In the above example code, we define an interface for GET requests/products/{id}, by calling goods and servicesgetProductByIdMethod to obtain product information. If the product exists, return 200 and product information; if the product does not exist, return 404. Through such sample code, we can use Redis clusters in actual applications to cache and manage product information, improving system performance and user experience.

An online learning platform requires the use of a recommendation system to recommend suitable courses for users. In this scenario, we can use collaborative filtering algorithms to implement course recommendations, and use the scikit-learn library in Python to train models and make predictions.

First, we need to prepare a user-course rating dataset for model training and recommendation:

import pandas as pd
from  import cosine_similarity
# Read user-course rating datasetratings = pd.read_csv('')
# Build a user-course scoring matrixratings_matrix = ratings.pivot_table(index='user_id', columns='course_id', values='rating')
# Calculate similarity matrix between coursessimilarity_matrix = cosine_similarity(ratings_matrix.fillna(0), dense_output=True)
# Output similarity matrix between coursesprint(similarity_matrix)

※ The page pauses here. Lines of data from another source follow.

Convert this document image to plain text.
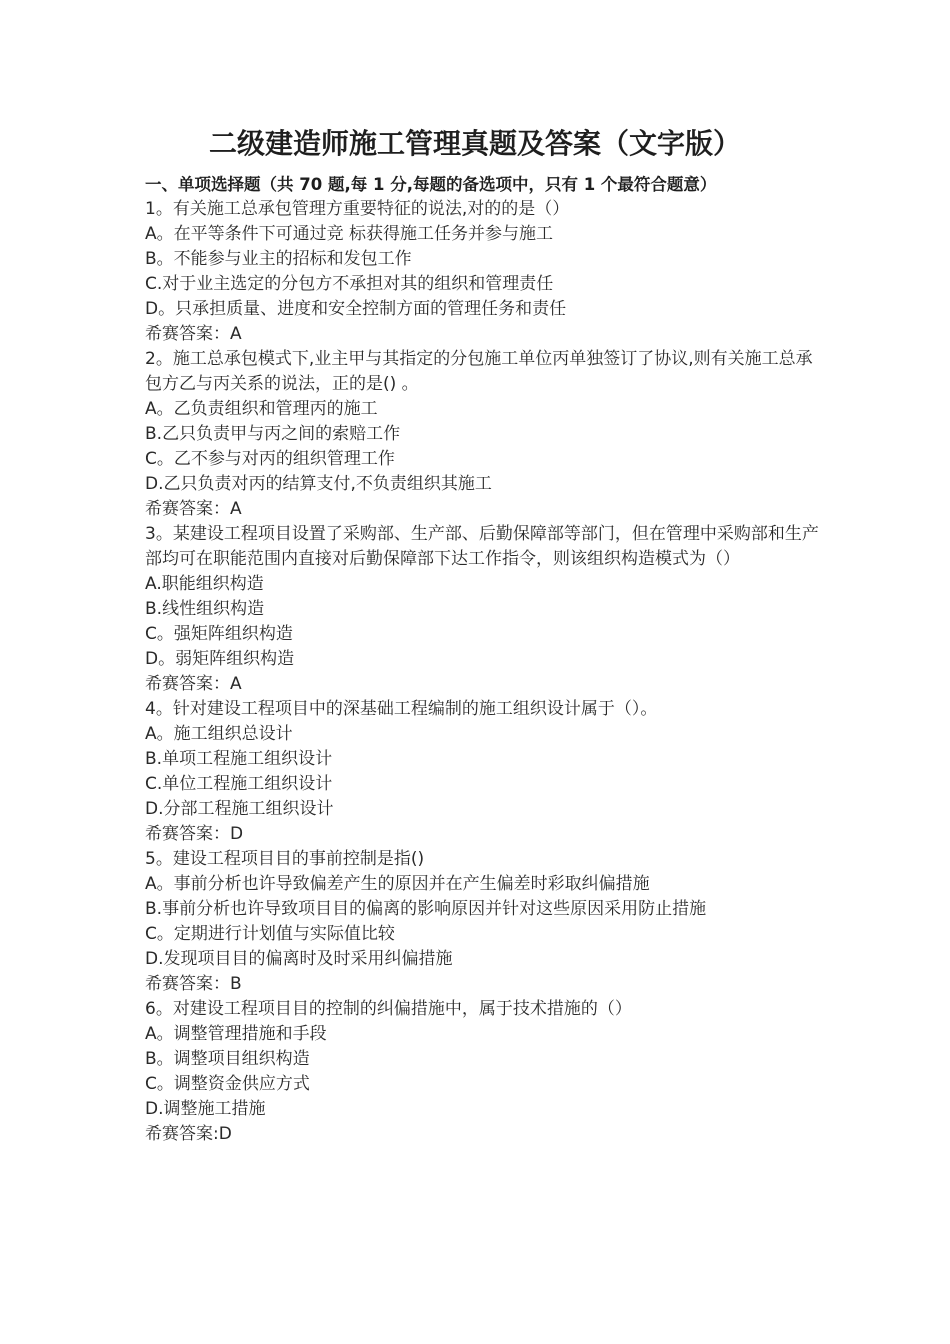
二级建造师施工管理真题及答案（文字版）
一、单项选择题（共 70 题,每 1 分,每题的备选项中，只有 1 个最符合题意）
1。有关施工总承包管理方重要特征的说法,对的的是（）
A。在平等条件下可通过竞 标获得施工任务并参与施工
B。不能参与业主的招标和发包工作
C.对于业主选定的分包方不承担对其的组织和管理责任
D。只承担质量、进度和安全控制方面的管理任务和责任
希赛答案：A
2。施工总承包模式下,业主甲与其指定的分包施工单位丙单独签订了协议,则有关施工总承包方乙与丙关系的说法，正的是() 。
A。乙负责组织和管理丙的施工
B.乙只负责甲与丙之间的索赔工作
C。乙不参与对丙的组织管理工作
D.乙只负责对丙的结算支付,不负责组织其施工
希赛答案：A
3。某建设工程项目设置了采购部、生产部、后勤保障部等部门，但在管理中采购部和生产部均可在职能范围内直接对后勤保障部下达工作指令，则该组织构造模式为（）
A.职能组织构造
B.线性组织构造
C。强矩阵组织构造
D。弱矩阵组织构造
希赛答案：A
4。针对建设工程项目中的深基础工程编制的施工组织设计属于（）。
A。施工组织总设计
B.单项工程施工组织设计
C.单位工程施工组织设计
D.分部工程施工组织设计
希赛答案：D
5。建设工程项目目的事前控制是指()
A。事前分析也许导致偏差产生的原因并在产生偏差时彩取纠偏措施
B.事前分析也许导致项目目的偏离的影响原因并针对这些原因采用防止措施
C。定期进行计划值与实际值比较
D.发现项目目的偏离时及时采用纠偏措施
希赛答案：B
6。对建设工程项目目的控制的纠偏措施中，属于技术措施的（）
A。调整管理措施和手段
B。调整项目组织构造
C。调整资金供应方式
D.调整施工措施
希赛答案:D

In the example code above, we construct a user-course scoring matrix by reading the user-course scoring dataset and calculate the similarity matrix between courses using cosine similarity. The output similarity matrix can be used as the basis for the recommendation system. Next, we can write a recommendation service class to recommend courses for users:

class RecommenderService:
    def __init__(self, ratings_matrix, similarity_matrix):
        self.ratings_matrix = ratings_matrix
        self.similarity_matrix = similarity_matrix
    
    def recommend_courses(self, user_id, top_n=5):
        # Get users' ratings for courses        user_ratings = self.ratings_matrix.loc[user_id]
        
        # Calculate user similarity to other courses        user_similarity = self.similarity_matrix[user_ratings.index]
        
        # Calculate user ratings for recommended courses        user_scores = user_similarity.dot(user_ratings)
        
        # Get the top rated top_n courses        top_courses = user_scores.nlargest(top_n).index
        
        return top_courses

In the above example code, we define a recommended service classRecommenderService, it accepts the scoring matrix and the similarity matrix as parameters.recommend_coursesMethods: Based on the user's rating and the similarity of courses, the user's rating for the recommended courses is calculated, and the top _n courses with the highest rating are returned. Finally, we can call the recommendation service in the controller to recommend courses for users:

from flask import Flask, jsonify
app = Flask(__name__)
@('/users/&lt;int:user_id&gt;/recommendations', methods=['GET'])
def recommend_courses(user_id):
    # Create a recommended service instance    recommender_service = RecommenderService(ratings_matrix, similarity_matrix)
    
    # Call the recommendation service to obtain recommended courses    recommended_courses = recommender_service.recommend_courses(user_id)
    
    # Return to the recommended course list    return jsonify({'recommended_courses': recommended_courses.tolist()})
if __name__ == '__main__':
    ()

In the above example code, we use the Flask framework to create an HTTP interface when the user accesses/users/<user_id>/recommendationsWhen calling the recommendation service to obtain the recommended course and return to the recommended course list in JSON format. Through such sample code, we can implement course recommendation functions in practical applications and provide a personalized learning experience.

Summarize

Through this blog post, we learned how to use the Spring framework to configure a Redis cluster. By configuring dependencies, specifying cluster nodes, configuring RedisTemplate, and using RedisTemplate, we can easily use Redis clusters in Spring projects to improve system availability and fault tolerance.

The above is personal experience. I hope you can give you a reference and I hope you can support me more.